|Oh No! Monkey Alert!|
|Chariot for Festival|
|Oh No! Monkey Alert!|
|Chariot for Festival|
|Holy Cow, he is licking our shoes!|
We started out the day by going to a wonderful Temple complex near Badami. These temples, lakes and caves are all from the 4th to 7th Century when Chulukyan Empire ruled this area. Because of the terrain, temples have been carved into man-made caves. You climb ancient stone steps to reach the caves, wondering at how difficult it must have been to create these cave temples. Although most of the caves are Hindu, the top cave is Jain. As little as we understand Hinduism, we understand less about the Ancient Jain religion that is still practiced in India.
From the heights of the caves you can look down on the large man made lake and the Ghat (steps) leading down to the water. Everyday Indian women bring their laundry to wash. They beat the cloth against the ancient stones to remove the dirt and soap and then arrange the damp clothes in the sun on the stairs to dry. It makes an amazing giant quilt as you look down and the various colored saris drying in the hot sun. To add to the general exoticness of the site, families of monkeys roam the area, and occasionally try to steal some of the drying cloth. When this happens the women all shriek and huddle together to protect them selves from the attacking monkeys. The guard then picks up stones and throws them at the monkeys, sending them scampering away. We can’t exactly figure out why the women need to depend on the guards to throw stones, they are quite capable, and with all their beating of clothes I am sure they have very powerful arms to launch the stones, if the wanted. But it is a male dominated society, and I guess it is the males role to protect the women.

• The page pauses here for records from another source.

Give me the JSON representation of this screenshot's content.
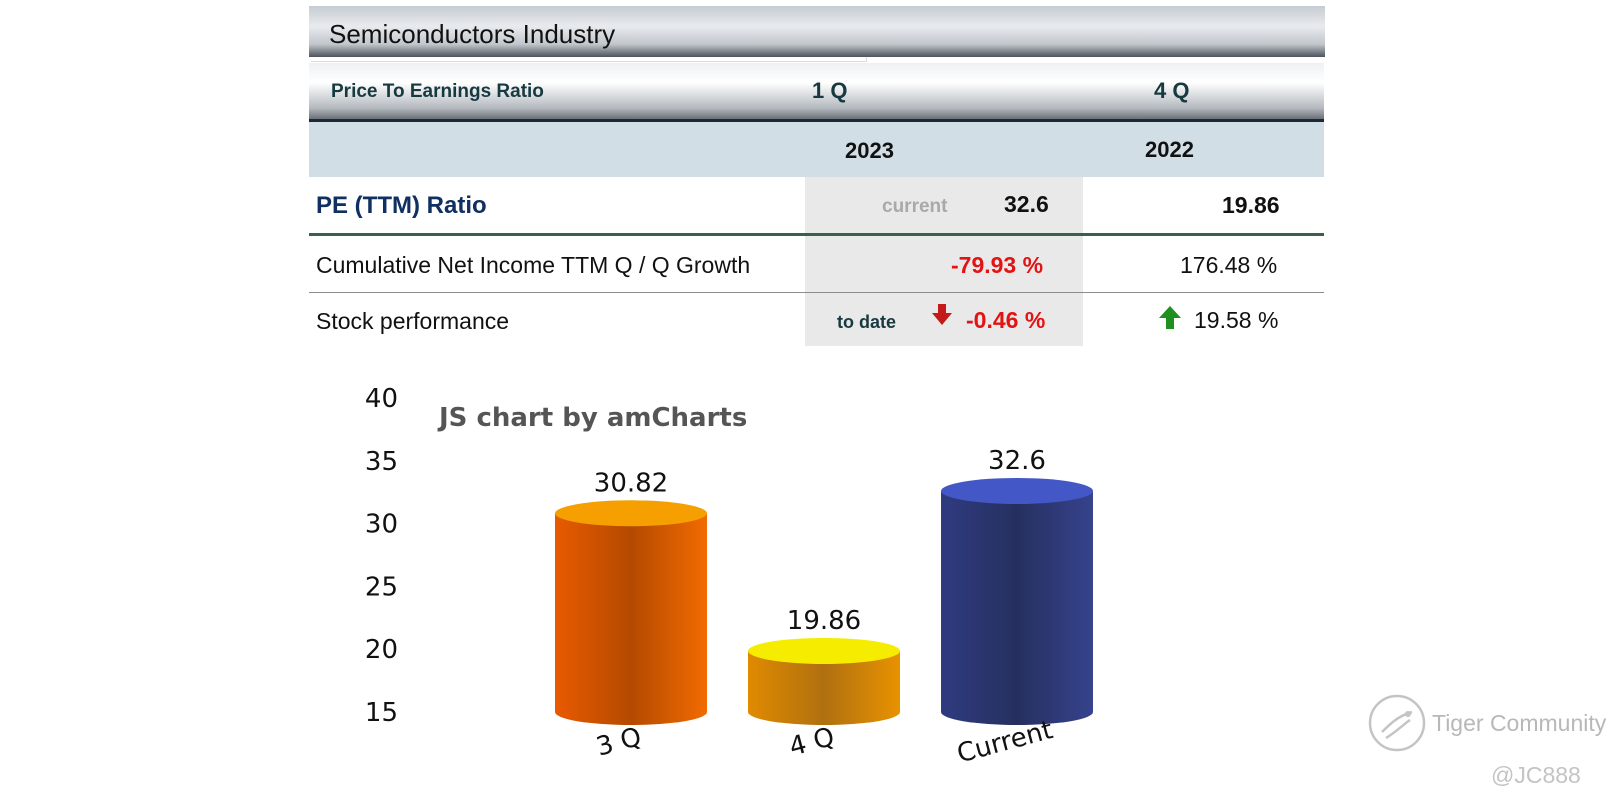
{
  "table": {
    "title": "Semiconductors Industry",
    "header_label": "Price To Earnings Ratio",
    "col1_quarter": "1 Q",
    "col2_quarter": "4 Q",
    "col1_year": "2023",
    "col2_year": "2022",
    "rows": {
      "pe": {
        "label": "PE (TTM) Ratio",
        "current_label": "current",
        "value_1": "32.6",
        "value_2": "19.86"
      },
      "income": {
        "label": "Cumulative Net Income TTM Q / Q Growth",
        "value_1": "-79.93 %",
        "value_2": "176.48 %"
      },
      "stock": {
        "label": "Stock performance",
        "to_date_label": "to date",
        "value_1": "-0.46 %",
        "value_2": "19.58 %"
      }
    },
    "colors": {
      "negative": "#e21313",
      "down_arrow": "#c41a1a",
      "up_arrow": "#1f8f1f"
    }
  },
  "chart_data": {
    "type": "bar",
    "title": "JS chart by amCharts",
    "categories": [
      "3 Q",
      "4 Q",
      "Current"
    ],
    "values": [
      30.82,
      19.86,
      32.6
    ],
    "value_labels": [
      "30.82",
      "19.86",
      "32.6"
    ],
    "ylim": [
      15,
      40
    ],
    "yticks": [
      "40",
      "35",
      "30",
      "25",
      "20",
      "15"
    ],
    "grid": false,
    "style": "3d-cylinder",
    "colors": [
      "#f06a00",
      "#f0a000",
      "#303d82"
    ]
  },
  "watermark": {
    "text": "Tiger Community",
    "user": "@JC888"
  }
}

From the vista of the caves, high up in the hills you survey a region that is dotted with ancient temples that would require a real devotion and determination to reach. This is the area in which the architecture of Hindu temples in the South were tested and worked out. One can see the progression of the architecture.
The day was hot and returned to the hotel for lunch and till rest until 3pm. We then went to an active Hindu Temple and complex. The complex was a Shiva Temple (actually lots of temples) where they provide free food. The Shiva devotes of this temple are extremely devout. They all wanted to either take our picture or have us take their picture. There is a natural spring that feeds a large pool (they would call it a tank) and this is where young people come to learn to swim.
We then drove to a market and walked among the stalls looking at the foods. Especially interesting were machines that ground the peppers and spices. They are very noisy and sort of reminiscent of something you would find in a shoe repair shop. They clanged and banged and made an incredible rhythmic sound.
The air however was so dusty and filled with the pepper smell that it was hard to breath.
An annual festival was being celebrated the town and we decided to go to it. Stall upon stall filled with everything from cooking utensils to clothing to toys for kids. There was lots of street food and vendors cooking all sorts of things that smelled fantastic. The place was filthy, it had more flies then I have ever been around, trash everywhere, dust, fumes from the motorcycles, cars, busses and fires. We were choking and were ready to go. Beggars kept trying to get us to give them money. We have been repeatedly told not to give money to them and we didn’t. As bad as this all sounds, it probably was the closest have come to the real India, not the tourist India. It made us realize how lucky we are and how much farther India needs to go. The thousands of people at the festival appeared to us to be happy and going on about their lives. They probably can no more visualize our life style then we can theirs.
We took a tuk-tuk back to our hotel. They are always fun. We had a fantastic appetizer of peanuts before dinner. They sautéed the peanuts with onions, chili, tomatoes and garnished them with coriander. We are going to try making peanuts in this style at home.
We had dinner and had a long conversation with Lakuma who invited us to come to Chennai and stay at her house. We will take her up on this. So far on this trip to the South of India, we have been deep into Hindu culture. Tomorrow we leave our hotel and head out to look at the Muslim architecture and culture. I doubt we will have Internet and even more importantly I doubt we will have wine!